Отвечаю на ваш вопрос. Не могу точно утверждать, но, скорее всего, Эффенди не видел меня. Я попал в Кумух и Унчукатль как раз в то время, когда он работал в газете в Пятигорске и находился во фронтовых командировках.
Арсен Маммагаджиевич действительно хитрец. Он, оказывается, слышал вопрос, но решил дать себе время для нужного ответа.
Да, это очень важно – физическое присутствие, передача энергии от художника художнику. Но думаю, Кардашов не кривит душой, что многое взял из Капиевской семьи. Он застал бабушку, маму Эффенди Мансуровича, о которой писатель много писал, и так же, как у дяди, детские годы не остались внутри памяти, они вылились на бумагу, шёлк, холст.
– А откуда взялся известный многим питерским дагестанцам оранжевый абажур, целый ритуал посвящения?

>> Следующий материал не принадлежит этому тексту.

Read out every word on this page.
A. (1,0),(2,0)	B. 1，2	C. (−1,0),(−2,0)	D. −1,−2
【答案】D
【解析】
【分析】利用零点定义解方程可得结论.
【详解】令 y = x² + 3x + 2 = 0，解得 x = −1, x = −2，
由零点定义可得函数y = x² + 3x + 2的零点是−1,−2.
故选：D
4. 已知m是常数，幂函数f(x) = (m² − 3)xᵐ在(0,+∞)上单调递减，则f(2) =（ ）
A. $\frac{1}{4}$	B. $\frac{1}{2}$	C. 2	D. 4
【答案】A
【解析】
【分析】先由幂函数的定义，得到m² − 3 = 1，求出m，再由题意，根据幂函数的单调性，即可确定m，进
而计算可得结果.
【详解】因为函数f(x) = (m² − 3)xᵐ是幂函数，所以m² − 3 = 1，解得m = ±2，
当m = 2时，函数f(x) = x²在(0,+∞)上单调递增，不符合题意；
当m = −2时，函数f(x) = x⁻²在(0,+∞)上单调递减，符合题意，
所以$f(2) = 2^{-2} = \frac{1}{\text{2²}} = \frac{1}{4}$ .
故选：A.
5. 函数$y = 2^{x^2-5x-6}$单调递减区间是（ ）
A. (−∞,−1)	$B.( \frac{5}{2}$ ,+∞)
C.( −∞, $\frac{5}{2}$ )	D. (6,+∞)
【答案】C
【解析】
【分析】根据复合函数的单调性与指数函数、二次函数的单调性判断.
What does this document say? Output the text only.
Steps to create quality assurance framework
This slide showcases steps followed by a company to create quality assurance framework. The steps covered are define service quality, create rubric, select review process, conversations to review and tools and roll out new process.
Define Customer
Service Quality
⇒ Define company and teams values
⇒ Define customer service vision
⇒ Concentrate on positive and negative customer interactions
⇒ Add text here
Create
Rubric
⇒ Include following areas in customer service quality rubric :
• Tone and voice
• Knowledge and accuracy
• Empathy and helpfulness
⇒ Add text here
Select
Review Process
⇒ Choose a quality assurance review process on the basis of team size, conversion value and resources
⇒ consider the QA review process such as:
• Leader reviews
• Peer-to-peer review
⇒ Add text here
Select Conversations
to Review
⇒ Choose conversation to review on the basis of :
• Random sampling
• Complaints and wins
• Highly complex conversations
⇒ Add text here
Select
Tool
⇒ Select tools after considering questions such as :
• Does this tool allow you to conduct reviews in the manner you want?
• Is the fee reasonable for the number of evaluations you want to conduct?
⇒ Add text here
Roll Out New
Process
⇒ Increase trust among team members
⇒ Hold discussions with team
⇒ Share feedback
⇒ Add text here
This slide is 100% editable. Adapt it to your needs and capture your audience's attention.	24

– Да. Это интересно. Когда приобрёл мастерскую на улице Марата, в ней висела пластмассовая оранжевая люстра. Потом мастерская стала наполняться работами, друзьями, для того чтобы события не растворились, возникло вот такое общество. У меня есть оранжевая мантия, есть памятные надписи. Многие из присутствующих среди вас тоже оставили свои пожелания.
Да, в редакции, вокруг меня, сидели режиссёр Карен Арзуманов, публицист Амин Абдуллаев, поэт, заместитель главного редактора «Илчи» Руслан Башаев, ответственный секретарь Руслан Кардашов (как вы понимаете, не просто однофамилец художника), Залму Абдуллаева.
Подумалось об окружающих – счастливые люди! А может, удастся выбраться в Питер. Когда я был там в последний раз, страшно подумать. Мой дядя Камиль Гаджиев – коренной ленинградец, тоже закончил Мухинское училище, оформлял здания, в 90-е годы занимался реставрацией фасадов. Мы не встречались с ним больше двадцати лет.
Пока мы забрасывали питерца вопросами, он незаметно поставил фотоаппарат на стол и снимал нас. Ну даёт! Об этом я узнал в момент сдачи материала в номер, отбирая фотографии для статьи. Рассматривая фотоэпизоды встреч в его мастерской. Знакомые, родные лица – Абдулзагир Мусаев, Юсуп Ханмагомедов, Ажу Качаев… Картины, выставки, и вот снимки нашей беседы в редакции, моё лицо, снятое чуть снизу. Такой взгляд художника!
\
Хорошо, Арсен Маммагаджиевич, 1:0 в вашу пользу. Будет и мой праздник на улице Марата!